By Deborah Roby
The influenza virus prevents its own destruction and causes virulence by a newly discovered method. The non-structural protein 1 (NS1) of the influenza A virus allows disease proliferation by binding a protein that activates the host’s immune reaction. The lab of Yi Ren, in collaboration with researchers at various U.S. and Chinese institutions, discovered how NS1 prevents host detection of the virus and the specific mechanism by which it impairs the movement of host messenger RNA (mRNA) from the cell nucleus.

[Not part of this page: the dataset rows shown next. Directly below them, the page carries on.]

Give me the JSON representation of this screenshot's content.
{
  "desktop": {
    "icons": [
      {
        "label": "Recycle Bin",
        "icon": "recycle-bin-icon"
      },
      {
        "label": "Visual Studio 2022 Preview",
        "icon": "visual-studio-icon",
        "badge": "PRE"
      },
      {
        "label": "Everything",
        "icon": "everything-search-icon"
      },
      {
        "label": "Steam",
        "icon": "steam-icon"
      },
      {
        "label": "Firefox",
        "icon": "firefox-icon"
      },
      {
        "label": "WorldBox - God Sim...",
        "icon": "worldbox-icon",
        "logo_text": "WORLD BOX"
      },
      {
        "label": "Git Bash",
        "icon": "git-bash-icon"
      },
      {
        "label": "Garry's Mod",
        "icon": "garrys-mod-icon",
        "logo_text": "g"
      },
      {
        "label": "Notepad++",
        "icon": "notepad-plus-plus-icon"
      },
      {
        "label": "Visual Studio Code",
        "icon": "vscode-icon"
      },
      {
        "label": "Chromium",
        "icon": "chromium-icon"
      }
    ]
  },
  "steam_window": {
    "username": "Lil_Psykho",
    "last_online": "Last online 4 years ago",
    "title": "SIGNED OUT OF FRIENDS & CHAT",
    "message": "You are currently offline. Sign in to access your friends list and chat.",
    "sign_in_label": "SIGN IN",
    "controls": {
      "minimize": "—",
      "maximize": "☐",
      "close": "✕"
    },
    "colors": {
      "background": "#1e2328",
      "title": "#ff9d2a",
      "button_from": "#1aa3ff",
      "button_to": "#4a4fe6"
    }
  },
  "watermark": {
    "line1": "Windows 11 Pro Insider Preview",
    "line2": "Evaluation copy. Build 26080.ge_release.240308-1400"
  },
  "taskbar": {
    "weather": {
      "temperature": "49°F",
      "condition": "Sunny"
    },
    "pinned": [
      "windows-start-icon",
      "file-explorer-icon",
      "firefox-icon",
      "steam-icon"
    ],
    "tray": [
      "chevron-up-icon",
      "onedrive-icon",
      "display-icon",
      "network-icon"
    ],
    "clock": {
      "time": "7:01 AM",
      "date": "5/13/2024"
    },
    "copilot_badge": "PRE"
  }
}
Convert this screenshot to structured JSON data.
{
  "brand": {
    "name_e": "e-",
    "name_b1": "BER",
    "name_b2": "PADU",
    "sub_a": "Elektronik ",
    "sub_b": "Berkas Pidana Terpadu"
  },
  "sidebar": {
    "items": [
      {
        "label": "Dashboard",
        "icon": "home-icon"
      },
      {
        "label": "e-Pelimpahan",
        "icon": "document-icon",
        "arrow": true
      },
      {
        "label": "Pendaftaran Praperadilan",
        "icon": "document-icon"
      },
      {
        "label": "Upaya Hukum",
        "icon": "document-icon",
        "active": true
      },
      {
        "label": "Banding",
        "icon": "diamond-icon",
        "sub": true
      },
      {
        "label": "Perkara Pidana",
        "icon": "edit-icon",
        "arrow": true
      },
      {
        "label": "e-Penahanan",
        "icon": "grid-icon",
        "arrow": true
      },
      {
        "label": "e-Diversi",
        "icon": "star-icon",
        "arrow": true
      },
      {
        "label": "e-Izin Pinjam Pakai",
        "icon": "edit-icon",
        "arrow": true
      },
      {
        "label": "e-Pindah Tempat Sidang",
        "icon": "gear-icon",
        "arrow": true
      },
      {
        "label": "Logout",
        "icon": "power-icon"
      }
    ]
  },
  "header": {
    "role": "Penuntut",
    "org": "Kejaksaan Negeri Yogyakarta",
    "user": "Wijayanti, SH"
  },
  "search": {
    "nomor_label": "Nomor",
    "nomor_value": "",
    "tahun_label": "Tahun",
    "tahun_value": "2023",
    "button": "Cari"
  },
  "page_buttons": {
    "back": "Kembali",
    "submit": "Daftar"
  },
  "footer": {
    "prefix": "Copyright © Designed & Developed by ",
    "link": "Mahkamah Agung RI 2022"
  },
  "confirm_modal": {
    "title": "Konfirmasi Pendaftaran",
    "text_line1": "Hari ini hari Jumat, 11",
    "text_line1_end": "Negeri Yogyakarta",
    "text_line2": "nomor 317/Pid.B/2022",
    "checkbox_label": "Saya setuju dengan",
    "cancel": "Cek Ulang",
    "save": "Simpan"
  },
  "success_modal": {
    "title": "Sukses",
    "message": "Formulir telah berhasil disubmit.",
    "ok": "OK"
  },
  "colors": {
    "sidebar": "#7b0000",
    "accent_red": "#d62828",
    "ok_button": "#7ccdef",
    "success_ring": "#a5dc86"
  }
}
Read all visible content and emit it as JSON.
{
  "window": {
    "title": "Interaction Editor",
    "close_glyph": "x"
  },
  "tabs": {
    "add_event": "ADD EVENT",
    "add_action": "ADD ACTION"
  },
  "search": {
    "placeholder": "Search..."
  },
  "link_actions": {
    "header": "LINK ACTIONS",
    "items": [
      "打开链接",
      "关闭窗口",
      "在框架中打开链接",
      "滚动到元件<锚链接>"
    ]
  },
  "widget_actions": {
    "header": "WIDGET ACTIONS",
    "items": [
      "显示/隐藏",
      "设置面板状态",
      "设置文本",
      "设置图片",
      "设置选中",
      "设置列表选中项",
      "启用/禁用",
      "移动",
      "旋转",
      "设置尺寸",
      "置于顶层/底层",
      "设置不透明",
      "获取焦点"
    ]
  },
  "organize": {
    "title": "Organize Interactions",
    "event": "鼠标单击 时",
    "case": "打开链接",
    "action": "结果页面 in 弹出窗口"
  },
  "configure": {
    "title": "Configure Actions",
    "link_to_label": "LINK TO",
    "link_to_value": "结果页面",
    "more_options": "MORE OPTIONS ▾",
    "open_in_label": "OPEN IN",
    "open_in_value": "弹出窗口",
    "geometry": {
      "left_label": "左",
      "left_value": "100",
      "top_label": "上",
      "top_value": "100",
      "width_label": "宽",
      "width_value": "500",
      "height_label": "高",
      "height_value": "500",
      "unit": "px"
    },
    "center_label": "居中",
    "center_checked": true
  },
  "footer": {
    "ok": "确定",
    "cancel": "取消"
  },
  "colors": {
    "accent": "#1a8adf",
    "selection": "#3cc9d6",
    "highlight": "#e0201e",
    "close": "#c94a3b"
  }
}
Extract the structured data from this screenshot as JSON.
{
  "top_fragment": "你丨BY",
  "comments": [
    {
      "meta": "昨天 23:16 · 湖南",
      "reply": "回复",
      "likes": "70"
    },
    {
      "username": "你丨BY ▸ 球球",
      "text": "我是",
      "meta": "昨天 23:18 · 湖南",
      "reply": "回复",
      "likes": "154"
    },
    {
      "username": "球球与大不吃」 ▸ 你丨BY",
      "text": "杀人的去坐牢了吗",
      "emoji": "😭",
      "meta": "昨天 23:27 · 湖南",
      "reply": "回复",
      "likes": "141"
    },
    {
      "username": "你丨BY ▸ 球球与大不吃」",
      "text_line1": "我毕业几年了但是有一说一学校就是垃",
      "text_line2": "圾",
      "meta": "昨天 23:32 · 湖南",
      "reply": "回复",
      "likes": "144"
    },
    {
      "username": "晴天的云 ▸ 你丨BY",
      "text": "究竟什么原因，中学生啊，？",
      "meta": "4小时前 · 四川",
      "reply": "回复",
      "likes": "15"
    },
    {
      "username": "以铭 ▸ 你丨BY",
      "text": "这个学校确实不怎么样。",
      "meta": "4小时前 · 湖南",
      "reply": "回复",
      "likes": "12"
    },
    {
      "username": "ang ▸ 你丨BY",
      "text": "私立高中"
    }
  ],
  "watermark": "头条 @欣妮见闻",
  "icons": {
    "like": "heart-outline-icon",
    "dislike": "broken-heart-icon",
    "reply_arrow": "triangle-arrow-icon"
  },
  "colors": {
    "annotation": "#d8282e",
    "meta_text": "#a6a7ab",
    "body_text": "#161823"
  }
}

Like all other flu strains, influenza A, a subtype of the H1N1 pandemic from 2009, copies itself in the nucleus of a host cell. Once infected with the virus, the host cell begins the process of making antiviral proteins to clear the infection from the cell, going from DNA to mRNA to protein. The mRNA, however, has to leave the nucleus before any antiviral proteins can be made. Thus, the better a virus is able to mask its presence in the cell by blocking mRNAs from exiting the nucleus, the more the virus can proliferate.
The important players in this process and this set of experiments are the NS1 protein; the nuclear pore complex (NPC), which provides a pathway for moving mRNA out of the nucleus; and the NXF1-NXT1 complex, which consists of two separate proteins (NXF1 and NXT1) that work together to physically bind the mRNA and shuttle it out of the nucleus through the NPC.
Using crystallography, the researchers discovered that the NXF1-NXT1 complex has to bind a phenylalanine amino acid on the NPC to export mRNA from the host cell nucleus. To counter this, NS1 displays two prominent phenylalanine residues to trick the NXF1-NXT1 complex into binding to it instead of binding to the NPC. To test this, the researchers switched the phenylalanine residues on the NS1 with another amino acid, alanine, and saw a decrease in binding to the NXF1-NXT1 complex. First author Ke Zhang and colleagues then overexpressed wildtype NXF1, the protein that contains the binding site for NS1, and effectively exhausted NS1’s binding capacity. This allowed the endogenous NXF1 protein within the NXF1-NXT1 complex to bind the host’s mRNA, shuttle it out through the NPC, and mount an antiviral response.
Multiple viruses inhibit the ability of host proteins to bind the NPC, blocking mRNA transport from the nucleus and contributing to virulence. Zhang and colleagues’ work is an excellent starting point for determining binding sites on other viral proteins, which may lead to effective targets for antiviral drugs.